I want to talk about a tricky topic today. Generally, I preach a long-term investment approach where we want to partner with a company's management and stay along for the ride to see it grow and prosper. That’s how we ultimately can compound money as long-term investors and business owners. There are several reasons why this should be the best strategy for the long term:
by sticking to investments, we minimize the effect of taxes on frequent turnover
we much better understand our businesses after owning it for a few years
we aren’t as susceptible to hypes and try to chase returns
exponential growth needs time
Now, the question arises of how to stay along for the ride and enjoy the benefits of compounding returns. First, we must understand the business model. How does the company earn money? What are the competitive advantages, and how fierce is competition? We need to understand its industry, what growth we can expect, and how likely it is to be disrupted. Furthermore, management needs to be evaluated.

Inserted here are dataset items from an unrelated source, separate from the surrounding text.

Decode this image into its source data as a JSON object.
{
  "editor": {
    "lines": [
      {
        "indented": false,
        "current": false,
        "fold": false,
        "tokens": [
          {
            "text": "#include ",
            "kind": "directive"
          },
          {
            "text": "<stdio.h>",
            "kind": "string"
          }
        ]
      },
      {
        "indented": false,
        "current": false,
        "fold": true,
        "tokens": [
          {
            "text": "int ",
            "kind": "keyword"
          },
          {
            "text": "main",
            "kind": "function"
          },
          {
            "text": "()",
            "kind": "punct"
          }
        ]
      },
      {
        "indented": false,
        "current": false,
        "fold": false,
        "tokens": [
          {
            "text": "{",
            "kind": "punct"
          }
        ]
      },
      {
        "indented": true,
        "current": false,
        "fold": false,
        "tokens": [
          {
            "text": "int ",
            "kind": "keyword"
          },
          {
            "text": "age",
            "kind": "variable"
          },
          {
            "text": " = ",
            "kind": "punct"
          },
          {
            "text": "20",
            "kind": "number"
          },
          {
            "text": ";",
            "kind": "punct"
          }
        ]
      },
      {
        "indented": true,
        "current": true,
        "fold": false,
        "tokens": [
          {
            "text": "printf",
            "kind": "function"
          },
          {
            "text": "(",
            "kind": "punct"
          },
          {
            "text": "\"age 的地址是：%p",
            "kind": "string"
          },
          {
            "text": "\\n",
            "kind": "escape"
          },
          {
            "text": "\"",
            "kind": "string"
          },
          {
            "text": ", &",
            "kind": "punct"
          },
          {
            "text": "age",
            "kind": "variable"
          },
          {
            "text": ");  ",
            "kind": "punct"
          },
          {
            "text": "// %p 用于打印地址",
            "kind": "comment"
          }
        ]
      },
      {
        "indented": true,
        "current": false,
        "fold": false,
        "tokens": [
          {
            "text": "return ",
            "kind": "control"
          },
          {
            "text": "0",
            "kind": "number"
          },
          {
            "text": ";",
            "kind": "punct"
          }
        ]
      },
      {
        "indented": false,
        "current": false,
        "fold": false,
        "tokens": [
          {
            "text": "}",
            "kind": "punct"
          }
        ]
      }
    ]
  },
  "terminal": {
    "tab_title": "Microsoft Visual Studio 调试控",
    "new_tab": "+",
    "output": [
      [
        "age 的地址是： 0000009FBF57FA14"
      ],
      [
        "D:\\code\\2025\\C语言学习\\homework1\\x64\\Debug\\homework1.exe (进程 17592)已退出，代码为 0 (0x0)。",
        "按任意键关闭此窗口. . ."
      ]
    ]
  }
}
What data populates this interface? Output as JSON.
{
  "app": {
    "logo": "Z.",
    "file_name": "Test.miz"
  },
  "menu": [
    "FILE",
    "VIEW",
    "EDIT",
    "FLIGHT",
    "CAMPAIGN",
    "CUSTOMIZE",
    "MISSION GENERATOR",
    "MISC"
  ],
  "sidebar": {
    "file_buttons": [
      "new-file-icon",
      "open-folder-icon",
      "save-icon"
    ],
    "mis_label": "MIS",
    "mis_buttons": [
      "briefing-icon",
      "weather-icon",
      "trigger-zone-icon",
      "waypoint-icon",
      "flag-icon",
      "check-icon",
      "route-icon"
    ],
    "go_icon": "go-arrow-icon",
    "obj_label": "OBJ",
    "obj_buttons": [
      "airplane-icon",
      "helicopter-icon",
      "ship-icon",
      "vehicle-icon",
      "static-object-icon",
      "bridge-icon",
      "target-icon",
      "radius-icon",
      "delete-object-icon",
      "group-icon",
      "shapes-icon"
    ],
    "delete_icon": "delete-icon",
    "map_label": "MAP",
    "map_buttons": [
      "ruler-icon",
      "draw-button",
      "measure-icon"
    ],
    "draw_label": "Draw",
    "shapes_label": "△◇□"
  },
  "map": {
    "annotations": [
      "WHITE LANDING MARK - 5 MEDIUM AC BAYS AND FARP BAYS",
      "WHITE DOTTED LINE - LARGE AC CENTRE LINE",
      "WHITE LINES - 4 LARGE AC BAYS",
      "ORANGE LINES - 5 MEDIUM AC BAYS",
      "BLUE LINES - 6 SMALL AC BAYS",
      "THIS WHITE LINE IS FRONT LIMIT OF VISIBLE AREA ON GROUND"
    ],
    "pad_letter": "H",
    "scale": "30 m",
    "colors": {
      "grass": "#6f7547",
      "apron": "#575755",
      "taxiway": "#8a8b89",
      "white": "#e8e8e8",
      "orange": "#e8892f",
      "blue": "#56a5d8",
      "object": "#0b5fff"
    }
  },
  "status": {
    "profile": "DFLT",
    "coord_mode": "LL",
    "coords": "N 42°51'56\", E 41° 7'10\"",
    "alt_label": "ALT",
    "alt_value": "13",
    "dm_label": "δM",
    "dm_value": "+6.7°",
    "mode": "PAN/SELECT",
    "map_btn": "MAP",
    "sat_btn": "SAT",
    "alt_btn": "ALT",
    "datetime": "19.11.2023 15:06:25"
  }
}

After we’ve considered all of this and more, we need to ask ourselves if we want to own this business. This is where our moral compass comes into play and there are no right or wrong answers. Some people don’t have a problem owning sin stocks, like tobacco companies or private prisons, while others won’t invest in a company without a good ESG score. While it is very personal, answering the question for oneself is vital. As long-term business partners, we want to be able to hold onto the company, and that is a lot easier if we like the business or at least not feel disgusted.